Legion College students hear ways to engage members
Jordan Houghton, a member of American Legion Post 206 in Seattle, attends the 2018 National American Legion College at American Legion National Headquarters in Indianapolis on Tuesday, Oct. 30, 2018. Photo by Lucas Carter/The American Legion.

Legion College students hear ways to engage members

The 2018 American Legion National Legion College class was asked, on a scale of one to 10, how they would rate their post's overall membership engagement. A few hands raised at eight, and a few more at five. However, all 54 students raised their hand when asked if their post could improve upon what they do now for engagement.

“Engagement starts with knowing your members,” the class heard from Legion College facilitator David Wallace, a member of Post 180 in Vienna, Va., and a 2016 Legion College graduate himself. “If you’re going to engage, especially in today’s Legion life, Legion Family life, you need to focus on every Legion Family entity. If each of your entities are growing, so are you.”

Wallace shared five questions to ask when engaging a new member:

  • What is their family life? This creates potential for Legion Family membership if they are married or have children. And show them opportunities at the post for family involvement.

  • What is their vocation? Identify their skill set and where that may apply within the post.

  • What is their passion or hobby? This helps identify what programs or events they may want to be a part of.

  • What did they do while in service? This is an opportunity for mentoring. Pair them with a current post member who shares the same service history, to initiate mentorship and show the common bond they will have with other Legionnaires.

  • Why are they interested in The American Legion? They joined for a reason, so learn why and how they want to further their American Legion experience.

“The big thing - no matter if you’re asking these questions or anything else - when you’re engaging somebody, the most important thing, is to just ask. If you don’t do the just-ask part, no matter what the question is, you’re not going to engage that person,” Wallace said.

The 54 students representing 39 American Legion departments make up the centennial class. “That’s a legacy you can be proud of, but with that legacy comes the duty of being a guiding light to those who join and participate in our ranks,” said National Commander Brett Reistad during his remarks to the class on Tuesday. “You will be instrumental in engaging them, helping to chart our course for the next 100 years.”

Reistad encouraged the class to continue seeking mentorship from seasoned Legionnaires, as well as to be a mentor “to help you make The American Legion a better organization.”
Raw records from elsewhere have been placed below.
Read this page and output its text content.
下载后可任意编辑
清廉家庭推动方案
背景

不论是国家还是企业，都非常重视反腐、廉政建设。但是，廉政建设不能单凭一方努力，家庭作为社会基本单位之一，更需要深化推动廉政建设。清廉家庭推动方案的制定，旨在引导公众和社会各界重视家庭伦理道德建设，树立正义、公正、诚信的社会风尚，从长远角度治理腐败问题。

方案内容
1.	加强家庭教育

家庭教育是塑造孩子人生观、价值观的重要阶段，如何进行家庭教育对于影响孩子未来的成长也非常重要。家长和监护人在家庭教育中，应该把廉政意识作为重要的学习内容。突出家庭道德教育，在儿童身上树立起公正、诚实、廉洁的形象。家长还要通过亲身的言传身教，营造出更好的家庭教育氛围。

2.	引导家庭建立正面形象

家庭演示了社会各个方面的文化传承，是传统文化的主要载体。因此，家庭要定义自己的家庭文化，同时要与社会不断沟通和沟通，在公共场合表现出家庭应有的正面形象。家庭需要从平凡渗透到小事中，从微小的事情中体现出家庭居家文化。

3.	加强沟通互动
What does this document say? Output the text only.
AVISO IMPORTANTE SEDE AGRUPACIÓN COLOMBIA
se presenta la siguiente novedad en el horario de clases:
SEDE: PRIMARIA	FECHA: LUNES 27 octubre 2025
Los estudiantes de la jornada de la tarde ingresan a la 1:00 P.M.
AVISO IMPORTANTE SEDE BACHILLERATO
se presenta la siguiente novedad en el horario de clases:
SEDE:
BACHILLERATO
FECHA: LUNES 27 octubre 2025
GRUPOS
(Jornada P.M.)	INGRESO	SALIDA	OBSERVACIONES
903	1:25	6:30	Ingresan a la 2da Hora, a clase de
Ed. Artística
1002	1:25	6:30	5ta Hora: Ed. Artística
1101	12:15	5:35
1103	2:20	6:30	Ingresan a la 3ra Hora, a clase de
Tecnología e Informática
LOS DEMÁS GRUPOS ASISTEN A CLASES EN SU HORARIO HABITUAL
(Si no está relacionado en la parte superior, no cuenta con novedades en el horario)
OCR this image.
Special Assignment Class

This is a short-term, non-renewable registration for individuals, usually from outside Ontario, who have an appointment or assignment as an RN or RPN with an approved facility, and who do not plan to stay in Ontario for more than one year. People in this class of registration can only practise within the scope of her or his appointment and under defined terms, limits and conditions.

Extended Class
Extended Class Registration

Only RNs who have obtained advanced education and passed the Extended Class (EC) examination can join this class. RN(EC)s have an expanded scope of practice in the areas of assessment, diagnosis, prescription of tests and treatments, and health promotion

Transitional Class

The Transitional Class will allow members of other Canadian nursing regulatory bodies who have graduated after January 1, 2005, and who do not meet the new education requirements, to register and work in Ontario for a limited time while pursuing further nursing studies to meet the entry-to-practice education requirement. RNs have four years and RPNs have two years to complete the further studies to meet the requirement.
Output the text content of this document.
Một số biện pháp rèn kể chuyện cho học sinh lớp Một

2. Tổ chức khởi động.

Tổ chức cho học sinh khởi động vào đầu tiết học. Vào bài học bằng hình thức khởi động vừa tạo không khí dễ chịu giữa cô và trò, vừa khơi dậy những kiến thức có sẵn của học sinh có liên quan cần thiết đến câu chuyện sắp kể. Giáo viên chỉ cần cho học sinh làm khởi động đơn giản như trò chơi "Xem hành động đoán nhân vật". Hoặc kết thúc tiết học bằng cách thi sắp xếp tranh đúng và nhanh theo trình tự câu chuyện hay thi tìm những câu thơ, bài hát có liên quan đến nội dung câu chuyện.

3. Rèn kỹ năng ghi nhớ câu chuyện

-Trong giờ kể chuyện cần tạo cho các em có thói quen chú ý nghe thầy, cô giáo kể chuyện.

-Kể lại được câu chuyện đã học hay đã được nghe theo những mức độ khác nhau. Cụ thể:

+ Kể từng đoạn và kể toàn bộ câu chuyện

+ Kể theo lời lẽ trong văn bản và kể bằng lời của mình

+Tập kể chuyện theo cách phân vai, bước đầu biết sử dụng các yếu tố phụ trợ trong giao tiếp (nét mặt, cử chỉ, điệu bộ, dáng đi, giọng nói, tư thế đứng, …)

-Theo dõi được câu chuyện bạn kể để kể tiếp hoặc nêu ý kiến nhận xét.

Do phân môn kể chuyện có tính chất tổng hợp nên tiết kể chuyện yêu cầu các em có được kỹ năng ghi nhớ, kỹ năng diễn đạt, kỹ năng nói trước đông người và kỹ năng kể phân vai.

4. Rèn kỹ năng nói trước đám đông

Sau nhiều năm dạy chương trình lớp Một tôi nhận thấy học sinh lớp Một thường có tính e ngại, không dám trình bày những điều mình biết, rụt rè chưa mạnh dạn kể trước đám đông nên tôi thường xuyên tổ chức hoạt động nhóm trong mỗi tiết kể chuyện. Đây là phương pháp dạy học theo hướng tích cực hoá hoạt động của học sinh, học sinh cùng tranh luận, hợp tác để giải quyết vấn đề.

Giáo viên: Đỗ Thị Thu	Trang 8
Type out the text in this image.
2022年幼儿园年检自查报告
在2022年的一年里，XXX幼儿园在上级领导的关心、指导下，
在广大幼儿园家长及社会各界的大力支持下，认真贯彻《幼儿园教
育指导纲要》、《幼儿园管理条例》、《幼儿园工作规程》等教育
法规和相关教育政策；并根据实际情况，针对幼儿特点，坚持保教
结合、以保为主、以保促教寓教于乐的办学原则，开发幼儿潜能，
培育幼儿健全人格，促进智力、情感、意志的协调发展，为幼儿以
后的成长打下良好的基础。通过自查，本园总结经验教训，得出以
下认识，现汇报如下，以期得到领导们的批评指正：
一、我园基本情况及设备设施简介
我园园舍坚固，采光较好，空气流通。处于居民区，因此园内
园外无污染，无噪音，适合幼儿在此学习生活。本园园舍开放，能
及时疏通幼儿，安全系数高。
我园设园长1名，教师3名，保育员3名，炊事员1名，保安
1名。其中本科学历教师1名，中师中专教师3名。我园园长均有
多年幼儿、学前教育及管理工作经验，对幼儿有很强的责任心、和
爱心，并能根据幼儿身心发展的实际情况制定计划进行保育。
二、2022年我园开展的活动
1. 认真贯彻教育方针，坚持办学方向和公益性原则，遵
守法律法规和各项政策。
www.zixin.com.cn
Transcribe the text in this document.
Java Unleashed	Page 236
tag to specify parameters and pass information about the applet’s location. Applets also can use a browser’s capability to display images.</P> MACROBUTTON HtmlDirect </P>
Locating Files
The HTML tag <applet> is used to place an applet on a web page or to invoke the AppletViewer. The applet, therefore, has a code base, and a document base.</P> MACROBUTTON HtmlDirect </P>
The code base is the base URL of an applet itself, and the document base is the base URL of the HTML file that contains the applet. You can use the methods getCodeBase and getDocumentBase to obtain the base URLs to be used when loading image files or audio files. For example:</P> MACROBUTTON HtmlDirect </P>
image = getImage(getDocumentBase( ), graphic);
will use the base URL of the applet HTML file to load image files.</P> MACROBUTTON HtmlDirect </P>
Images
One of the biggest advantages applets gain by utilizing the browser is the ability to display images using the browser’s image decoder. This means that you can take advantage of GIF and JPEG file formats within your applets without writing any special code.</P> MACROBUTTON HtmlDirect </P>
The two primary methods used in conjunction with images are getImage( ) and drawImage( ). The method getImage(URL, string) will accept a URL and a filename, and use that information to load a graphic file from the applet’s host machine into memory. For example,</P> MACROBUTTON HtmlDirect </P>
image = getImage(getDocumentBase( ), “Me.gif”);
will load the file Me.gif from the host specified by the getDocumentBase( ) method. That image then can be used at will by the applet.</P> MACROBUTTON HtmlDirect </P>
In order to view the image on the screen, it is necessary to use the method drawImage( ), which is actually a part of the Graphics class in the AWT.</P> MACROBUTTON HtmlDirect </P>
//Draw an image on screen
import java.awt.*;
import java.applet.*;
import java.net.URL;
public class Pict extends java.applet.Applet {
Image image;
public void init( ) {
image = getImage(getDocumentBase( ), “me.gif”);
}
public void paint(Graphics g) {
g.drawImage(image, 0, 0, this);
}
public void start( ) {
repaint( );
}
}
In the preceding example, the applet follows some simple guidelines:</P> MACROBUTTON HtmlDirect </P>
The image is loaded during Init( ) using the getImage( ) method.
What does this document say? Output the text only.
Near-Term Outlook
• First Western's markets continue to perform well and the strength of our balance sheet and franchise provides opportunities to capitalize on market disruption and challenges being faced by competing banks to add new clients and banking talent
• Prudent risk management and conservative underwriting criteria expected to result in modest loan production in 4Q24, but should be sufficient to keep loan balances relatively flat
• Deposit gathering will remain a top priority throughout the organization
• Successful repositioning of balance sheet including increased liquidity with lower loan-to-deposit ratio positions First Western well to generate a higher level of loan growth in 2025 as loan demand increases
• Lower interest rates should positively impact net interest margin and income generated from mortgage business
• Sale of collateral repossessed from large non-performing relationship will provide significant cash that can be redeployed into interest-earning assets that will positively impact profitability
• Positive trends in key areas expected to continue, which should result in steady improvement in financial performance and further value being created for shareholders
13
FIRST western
Other ways to start the engagement process that were shared among the class were:

  • sending out a thank-you letter after a new member joins

  • hosting an initiation ceremony or new-member orientation

  • having a welcome brochure about your post home

“There’s nothing worse than signing somebody up and that’s it,” Wallace said.

Legion College student James Talaska of Post 100 in Illinois said his post has new members fill out a survey to know “what they’re interested in, what they’re good at, what they like and what they don’t like.” Then the post mentors the new member by pairing him or her with a seasoned Legionnaire who explains how The American Legion operates and what they do as a post. “We engage them.”

Wallace also reminded the class that media and communication is key to engagement – utilize social media channels, post website, post newsletter, etc., to share what your post is doing and when. And so is marketing in the effort to network in your community – create and post flyers around the community about post events; send press releases to the local newspaper; and join the National American Legion Press Association (NALPA) for best practices and resources on ways to promote your post and tell The American Legion’s story.

But engagement isn’t just for new members – it must continue with those who are renewing, looking to transfer posts, and with the longtime Legionnaire.

“Engagement is art. You are creating a landscape as to what The American Legion is to a new member, or why they should come to your post, or why they should continue to be a part of the Legion Family,” Wallace said.

Fifteen Legionnaires sit on Post 180’s executive committee. At 48, Wallace is the fifth-oldest with a full-time job and a young child at home.

“You need to keep those seasoned Legionnaires engaged and involved so your post is not missing out on events (during weekdays) like teaching first-graders how to properly fold a flag,” Wallace said. “They bring time, talent and expertise."

The Legion College class has been meeting at National Headquarters in Indianapolis since Sunday, where they have given a 30-second unrehearsed reason to join the organization; watched leadership-focused videos; learned how to run effective meetings and write resolutions; and more. Over the next few days they will learn to create "how-to" videos, develop their why of joining The American Legion, present their resolutions, and discuss assigned leadership scenarios that involve a post-level conflict.